On a higher level, compliance with the standards means that the MRCP(UK) fulfils its purpose, which is admission to specialty training of those physicians whose knowledge, skills and professional approach provide a good prognosis for their subsequent performance in the medical profession, in line with the professional standards set forth in Good Medical Practice. Despite the fact that the perceived aspects characterising a good doctor have changed greatly in the last several decades - dictated both by the progressive professionalization of services, as well as the media reports of incompetent doctors - the standards being set for new generations of physicians have become objectively higher. Apart from expanding professional ethics, guidelines pertaining to relations with colleagues, and increasing emphasis on the continuous development of competences, special importance has been placed on the ability to communicate with patients and other persons involved in their care, which resulted directly from the needs and complaints lodged by patients. A change in the thinking about these issues led to the inclusion of the above-listed skills in the medical curriculum, and in the case of the MRCP(UK), resulted in the changes introduced, for example, to PACES.

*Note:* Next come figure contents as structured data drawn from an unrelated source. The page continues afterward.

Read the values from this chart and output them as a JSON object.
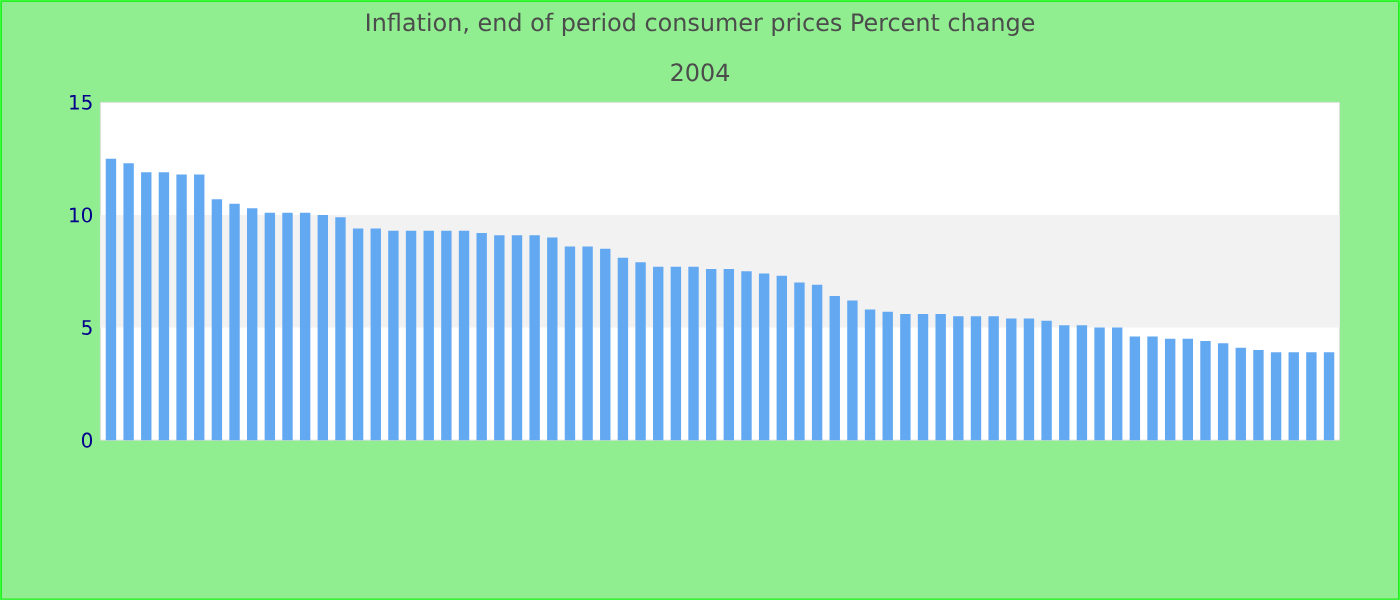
{
  "chart_data": {
    "type": "bar",
    "title": "Inflation, end of period consumer prices  Percent change",
    "subtitle": "2004",
    "categories": [
      null,
      null,
      null,
      null,
      null,
      null,
      null,
      null,
      null,
      null,
      null,
      null,
      null,
      null,
      null,
      null,
      null,
      null,
      null,
      null,
      null,
      null,
      null,
      null,
      null,
      null,
      null,
      null,
      null,
      null,
      null,
      null,
      null,
      null,
      null,
      null,
      null,
      null,
      null,
      null,
      null,
      null,
      null,
      null,
      null,
      null,
      null,
      null,
      null,
      null,
      null,
      null,
      null,
      null,
      null,
      null,
      null,
      null,
      null,
      null,
      null,
      null,
      null,
      null,
      null,
      null,
      null,
      null,
      null,
      null
    ],
    "values": [
      12.5,
      12.3,
      11.9,
      11.9,
      11.8,
      11.8,
      10.7,
      10.5,
      10.3,
      10.1,
      10.1,
      10.1,
      10.0,
      9.9,
      9.4,
      9.4,
      9.3,
      9.3,
      9.3,
      9.3,
      9.3,
      9.2,
      9.1,
      9.1,
      9.1,
      9.0,
      8.6,
      8.6,
      8.5,
      8.1,
      7.9,
      7.7,
      7.7,
      7.7,
      7.6,
      7.6,
      7.5,
      7.4,
      7.3,
      7.0,
      6.9,
      6.4,
      6.2,
      5.8,
      5.7,
      5.6,
      5.6,
      5.6,
      5.5,
      5.5,
      5.5,
      5.4,
      5.4,
      5.3,
      5.1,
      5.1,
      5.0,
      5.0,
      4.6,
      4.6,
      4.5,
      4.5,
      4.4,
      4.3,
      4.1,
      4.0,
      3.9,
      3.9,
      3.9,
      3.9
    ],
    "color": "#63a9f2",
    "ylim": [
      0,
      15
    ],
    "yticks": [
      0,
      5,
      10,
      15
    ],
    "bands": [
      {
        "axis": "y",
        "from": 5,
        "to": 10,
        "color": "#f2f2f2"
      }
    ]
  }
}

Ensuring the quality of the examination imposes on the college – as the examining institution – not only the task of monitoring the entire process of educating doctors, but also broad cooperation with other entities, including the ones that are directly responsible for training and the ones that supervise the entire education process. These two functions, as has been shown, are separate in Great Britain. This allows for greater transparency of the process of education and examination, as well as for ensuring the quality of such services and thus increases society’s trust of the medical sector.